Now, with Trump’s surprising victory in the US election, Beijing will have to take his comments regarding the yuan seriously and prepare for a scenario where he might ask the US Treasury to label China as a currency manipulator.
“Trump’s comments on issues like the yuan lack credibility – he was talking wildly,” said Yuan Zheng, an expert on US affairs at the Chinese Academy of Social Sciences. “But he surely has a tendency towards protectionism, and he will do something [about the exchange rate] after he assumes the presidency.”
The grumbling out of Washington about the yuan is nothing new. Complaints about the exchange rate started about a decade ago with a succession of US Treasury secretaries taking aim at the renminbi – John Snow, Henry Paulson, Timothy Geithner and Jack Lew all pressed Beijing during their term to adopt a market-decided exchange rate and reduce intervention.
Despite repeated threats, the US has never officially labelled China a currency manipulator, a step that could lead to blanket restrictions on Chinese trade.
And although Trump has fired a warning shot, he is unlikely to take any immediate action.
“A currency manipulation charge will take quite a long time. The Treasury needs to talk to China, which it has actually been doing,” said Julian Evans-Pritchard, a China economist with research house Capital Economics. In the short term, the Trump win could benefit China if the Fed delays an interest rate rise, he said. “Dollar weakening is quite good for China to manage its exchange rate.”
The yuan strengthened significantly as the US dollar index briefly dropped 2 per cent on Wednesday, only for the yuan to weaken again after the greenback gained ground.
Pan Xiangdong, chief economist at China Galaxy Securities, said Trump had a host of matters to decide before taking office in January and the yuan was not a top priority.

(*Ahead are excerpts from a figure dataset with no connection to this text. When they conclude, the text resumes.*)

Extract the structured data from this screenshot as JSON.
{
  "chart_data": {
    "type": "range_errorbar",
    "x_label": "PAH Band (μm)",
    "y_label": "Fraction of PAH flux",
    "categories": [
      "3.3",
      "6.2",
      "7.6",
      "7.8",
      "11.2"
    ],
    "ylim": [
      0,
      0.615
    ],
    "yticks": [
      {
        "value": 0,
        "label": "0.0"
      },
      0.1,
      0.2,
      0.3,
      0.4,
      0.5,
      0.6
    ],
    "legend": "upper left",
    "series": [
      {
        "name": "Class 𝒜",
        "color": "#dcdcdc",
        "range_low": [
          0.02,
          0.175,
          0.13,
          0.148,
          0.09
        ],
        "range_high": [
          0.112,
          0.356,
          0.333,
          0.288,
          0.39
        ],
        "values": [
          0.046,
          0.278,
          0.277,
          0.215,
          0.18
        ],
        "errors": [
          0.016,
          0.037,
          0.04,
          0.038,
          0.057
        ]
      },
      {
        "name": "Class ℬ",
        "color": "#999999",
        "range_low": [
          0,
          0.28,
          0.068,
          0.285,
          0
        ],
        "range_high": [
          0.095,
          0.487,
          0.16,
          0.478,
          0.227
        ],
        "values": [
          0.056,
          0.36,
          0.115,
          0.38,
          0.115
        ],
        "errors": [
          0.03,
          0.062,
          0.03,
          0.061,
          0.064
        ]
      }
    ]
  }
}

Xie Yaxuan, chief macro analyst of China Merchants Securities, pointed to the gap that has traditionally existed between what candidates say and the policies they eventually introduce. The US and China were already tightly bound together, Xie said.
“The interconnected trade relations amid globalisation and their common interests mean further economic cooperation rather than confrontation,” Xie said.
“A Trump presidency would lower the likelihood of a rate rise by the Federal Reserve in December”, which would help Beijing manage capital outflows and defend the yuan, Xie said.